Glassybaby Founder On Expanding, Beating Cancer And The Meaning Of True Wealth

'You Can't Tell A Cancer Survivor What They Need To Heal'

When Lee Rhodes started lighting candles as a comforting ritual during her battle with lung cancer, she had no clue how big the idea would become.

Rhodes is the founder of Glassybaby -- a Seattle-based company that sells a rainbow of handblown glass candleholders and donates 10 percent of its sales to helping people make ends meet while they battle life-threatening illnesses. For the past decade, the company has operated only out of its Seattle headquarters. But on Friday, it will open a location in San Francisco.

The business started when Rhodes, 32 at the time and a mother of three, was undergoing chemotherapy. Her husband, who had taken glassblowing lessons, brought home a simple glass cup as a gift. Rhodes dropped a tea candle inside and experienced what she describes as a moment of surprising peace. Soon, Rhodes was lighting the colorful candles all over the house.

“It became a ritual,” she told The Huffington Post. “Taking the 30 seconds to light the candle, experience that warmth and beauty, and just reflect was exactly that I needed.”

Rhodes started giving the candleholders to friends, and the demand grew.

“People would take them home and light them for me,” she remembered. “Soon, they started lighting them for other people and giving them away as special gifts. People started asking for more and more of them. It just kind of flowed.”

Fifteen years later, Rhodes employs a team of Seattle-based glassblowers that makes each candleholder by hand and the company gives away 10 percent of the revenue -- a decision that, in the beginning, was a risky move.

“When we started, I can guarantee you everyone was worried about the money I was pouring into Glassybaby," Rhodes remembered. "They would say, ‘There’s no way you can sell one thing that’s made in America and give 10 percent of the sales away, no way.'"

But the decision was a no-brainer for Rhodes.

“When you’re going through chemotherapy, you really see the underbelly of what people are going through," she told HuffPost. "And one thing that really affected me was seeing people struggle to make ends meet while going through treatment."

Rhodes watched fellow patients miss chemotherapy sessions because they couldn’t afford to get there.

“It was $15 to park at treatment on top of the gas money to get there,” she said. “That’s an amount of money that I don’t even think about ... but that’s enormous for some people. Insurance may pay for treatment, but they don’t pay for groceries or laundry or missed work, or gas money and parking to get to your treatment."

The realization struck a chord. "To be honest, I was sickened that that financial barrier was something I’d never even considered. It’s hard enough just to live like that, but to try to heal when you’re worrying about that? Forget it.”

Rhodes was particularly moved after befriending a young waitress at her treatment.

“She was so darling, but one day she just stopped coming,” remembered Rhodes. “When she finally came back, she was really too sick at that point. I asked her where she’d been and she said that she couldn’t get the work off. Eventually, she passed away.”

Because of stories like these, Rhodes donates sales from Glassybaby specifically to organizations that don’t earmark how recipients can spend the funds, allowing those going through treatment to decide for themselves.

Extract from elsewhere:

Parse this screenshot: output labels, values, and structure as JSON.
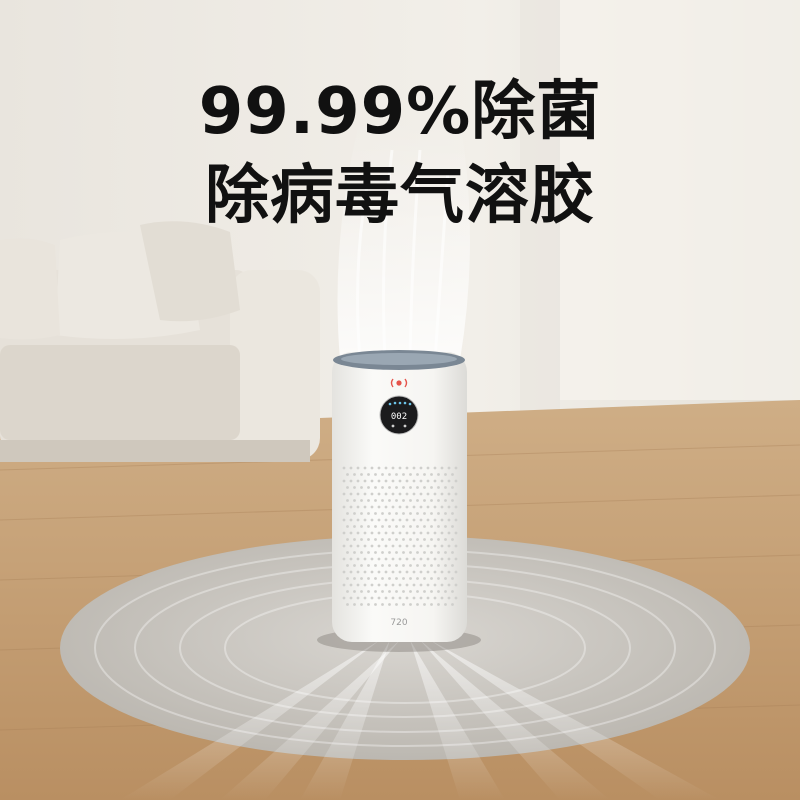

“The first thing a cancer survivor will tell you is, you can’t tell them what they need to heal,” said Rhodes. “I don’t care if you buy groceries or blue jeans or a book or a latte or pay the electric bill -- whatever you need. Our sweet spot is really the unrestricted help.”

The small business has given more than $1 million to charitable organizations dedicated to healing. With the expansion to San Francisco, Rhodes hopes to give more.

But she admits that consistently donating 10 percent of revenue makes expansion a challenge. Still, she is dedicated to maintaining the mission.

"I'm sure that we could be richer," she said. "But I don't think I could be richer in the way that's important to me."